My favorite thing about PBTA games in general and Masks in particular is how the dice regularly inject unexpected elements into the game.
I mean, at some point, I should go through the main events that have occurred in our game and point out the stuff that simply wouldn’t have been without a ‘bad’ dice roll, but I honestly don’t know if I could; they are legion and, by this point, integral elements of the story.
Off the top of my head, without checking on any logs or anything for reminders, stuff that has been introduced solely because of an unexpected 6- include:
The Sepiaverse
I mean, I could stop there, really. But…
Ghost Girl’s unpredictable solidity
Li’lalycia (she was two sixes, but whatever)
Alycia’s mind hacking
There are more, and none of this counts the stuff I’d thought of and just got to introduce thanks to a 6. This was stuff that just… had to be adlibbed when a 6 came up and ended up being awesome.
There are also some pretty cool things that have happened because of the 12+ stuff as well, to be fair.
The 6-'s and 10+'s serve two very distinct roles, even if both of them can require some ad libbing.
The 10+'s are the climactic moments – by installment, by act, by scene – that mark the hero’s success. The feel-good parts of the tale. The fist-pumping YES! moments. R2 and 3PO getting to the escape pod. Ben scaring off the Sand People. Ben turning from kindly old man to deadliest man in the bar. Han gacking Greedo before the other can get his shot off. Making the jump to Light Speed. Luke making the swing across the (inexplicable) shaft. Ben turning off the closely guarded tractor beam. Luke nailing his first TIE fighter. Luke nailing the Death Star. Utterly important payoffs for everything that has happened.

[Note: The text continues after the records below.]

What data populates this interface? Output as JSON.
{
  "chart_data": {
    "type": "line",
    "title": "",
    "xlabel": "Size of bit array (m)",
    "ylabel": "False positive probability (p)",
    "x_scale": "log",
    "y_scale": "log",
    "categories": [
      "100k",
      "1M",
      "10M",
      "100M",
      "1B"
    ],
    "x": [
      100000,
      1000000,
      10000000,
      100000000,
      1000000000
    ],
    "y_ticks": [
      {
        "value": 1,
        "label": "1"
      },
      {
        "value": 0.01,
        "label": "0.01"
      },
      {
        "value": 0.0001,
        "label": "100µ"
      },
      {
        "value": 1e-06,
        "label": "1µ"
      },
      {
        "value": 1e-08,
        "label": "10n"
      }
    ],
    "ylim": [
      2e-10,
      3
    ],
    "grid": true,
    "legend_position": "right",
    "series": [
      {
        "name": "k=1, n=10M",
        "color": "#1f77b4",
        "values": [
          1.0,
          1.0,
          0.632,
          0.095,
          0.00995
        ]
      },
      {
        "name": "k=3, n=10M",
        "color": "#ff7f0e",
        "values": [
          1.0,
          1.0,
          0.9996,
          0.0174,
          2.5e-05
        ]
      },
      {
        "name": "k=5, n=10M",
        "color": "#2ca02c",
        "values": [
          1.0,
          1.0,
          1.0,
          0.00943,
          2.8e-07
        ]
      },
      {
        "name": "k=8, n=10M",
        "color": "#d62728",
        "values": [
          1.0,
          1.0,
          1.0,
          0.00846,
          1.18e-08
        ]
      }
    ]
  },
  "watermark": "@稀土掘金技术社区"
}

The 6-'s are the everything that has happened that makes those 12+'s so great. Artoo being nabbed by Jawas as he tries to escape the Empire and find safety. Luke’s aunt and uncle being killed before he can get there. Leia’s defiance leading to Alderaan’s destruction. Han’s failure to quicktalk the security chief leading to “company” coming. Obi-Wan’s successful use of the Force to get to the tractor beam controls confirming Vader’s suspicions that he’s aboard, marking off the final check on his Doomtrack. Vader’s victory over Obi-Wan freeing the latter to become a meddling Force Ghost. The Falcon’s “too easy” escape from the Death Star being part of an Imperial plan, leading to the Rebel Base being discovered. They are foundation everything that happens that’s exciting. They make the 10+ victories meaningful because the graph doesn’t have to start from 0, but from a negative value.
I have to say, I have played plenty of games and systems that touted “failure is cool, because failure leads to new and interesting things.” I don’t think I’ve ever seen it work as well as what’s going on here.
A lot those examples you give in the middle paragraph are 7 to 9 results where you get what you want but at a cost, and honestly those are pretty damn awesome too.
Success at a cost is always cool. I was going based on the p. 32 text:
A miss, 6 or less, isn’t the same as failure. It just means the GM gets full say over what happens next, and chances are you won’t like it. The GM will probably make things worse for you in some way, tighten the screws more, but it doesn’t have to be the worst possible thing that could happen, and it doesn’t even mean you actually failed. Some of the most interesting misses give you exactly what you wanted, in the worst possible way.
The difference between a 6- and a 7-9 (distorted version or major costs) seems a gradation of the cost/negative impact, and who dictates it.
(I’m not being pedantic; if I’m misunderstanding a fundamental principle here I wanted to understand it better. I also don’t want to take away from the thesis that how consequences come down in this game is working very, very well.)